Kim Kardashian West and Van Jones discuss White House meeting on criminal justice reform
Three months after successfully lobbying President Donald Trump to grant clemency to Alice Marie Johnson, Kim Kardashian West returned to Washington earlier in September in order to advocate for broader criminal justice reform and for the case of another nonviolent drug offender, Chris Young.
Over the summer, Kardashian West teamed up with Van Jones, who outside of his role as a CNN host, is also the co-founder of #Cut50, a criminal justice reform organization.
Jared Kushner, who is leading the Trump administration’s criminal justice reform efforts, invited Kardashian West and Jones to participate in an off-the-record meeting at the White House with a group of about 20 people, including attorneys, activists and policy experts. The subject of the meeting was how to change the United States’ clemency process.
In an exclusive interview with Mic ahead of that meeting, Kardashian West and Jones defended their decision to work with Trump on this issue.

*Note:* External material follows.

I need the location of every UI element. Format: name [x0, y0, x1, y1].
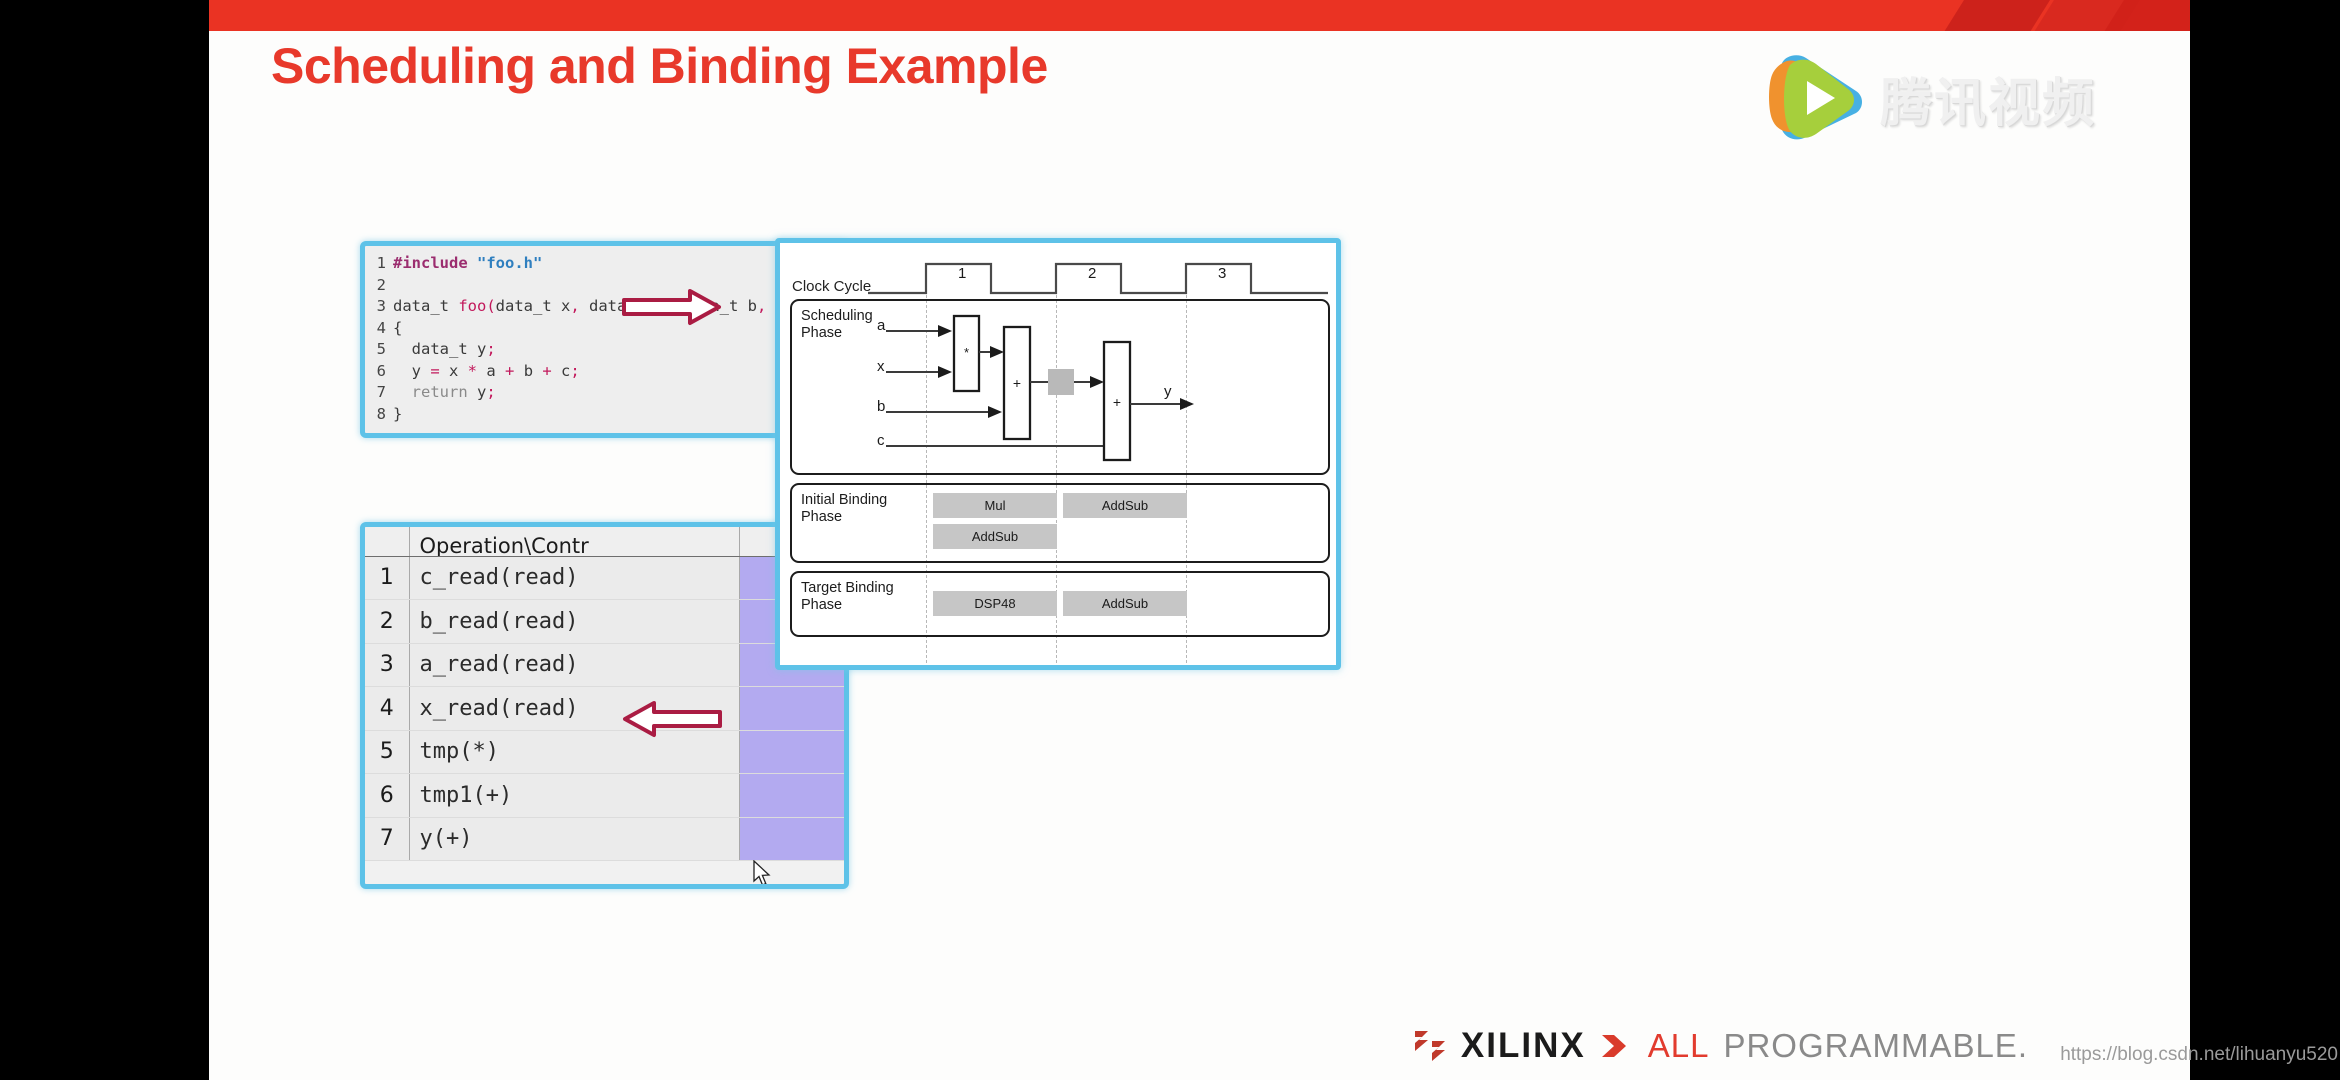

“I truly think it is a genuine commitment. But let’s say it’s not: It’s still helping a lot of people and getting people out,” Kardashian West said. “It’s still getting the job done, no matter what anybody thinks.”
“This issue can’t take four years off, eight years off, 12 years off, waiting for the perfect person, with the perfect motives, with the perfect time — because people’s lives are being spent behind bars,” Jones added.
During their White House visit, Kardashian West and Jones also met with Trump and discussed the case of Chris Young, one of several individuals that Kardashian West has been tweeting about on social media in recent weeks.
Young is currently serving a life without parole sentence in federal prison in Lexington, Kentucky, for a nonviolent drug offense. Similar to the case of Johnson, a judge handed Young the harsh sentence due to mandatory minimum sentencing guidelines.
Judge Kevin Sharp, who sentenced Young, has since quit the bench and is now advocating for Young’s release. “The whole criminal justice system disturbed me on what we did,” Sharp said in an interview. “If you want me to sit on the bench and just — even if you’re going to let me decide what the sentence is — just churn people through the prison system, that’s not helping.”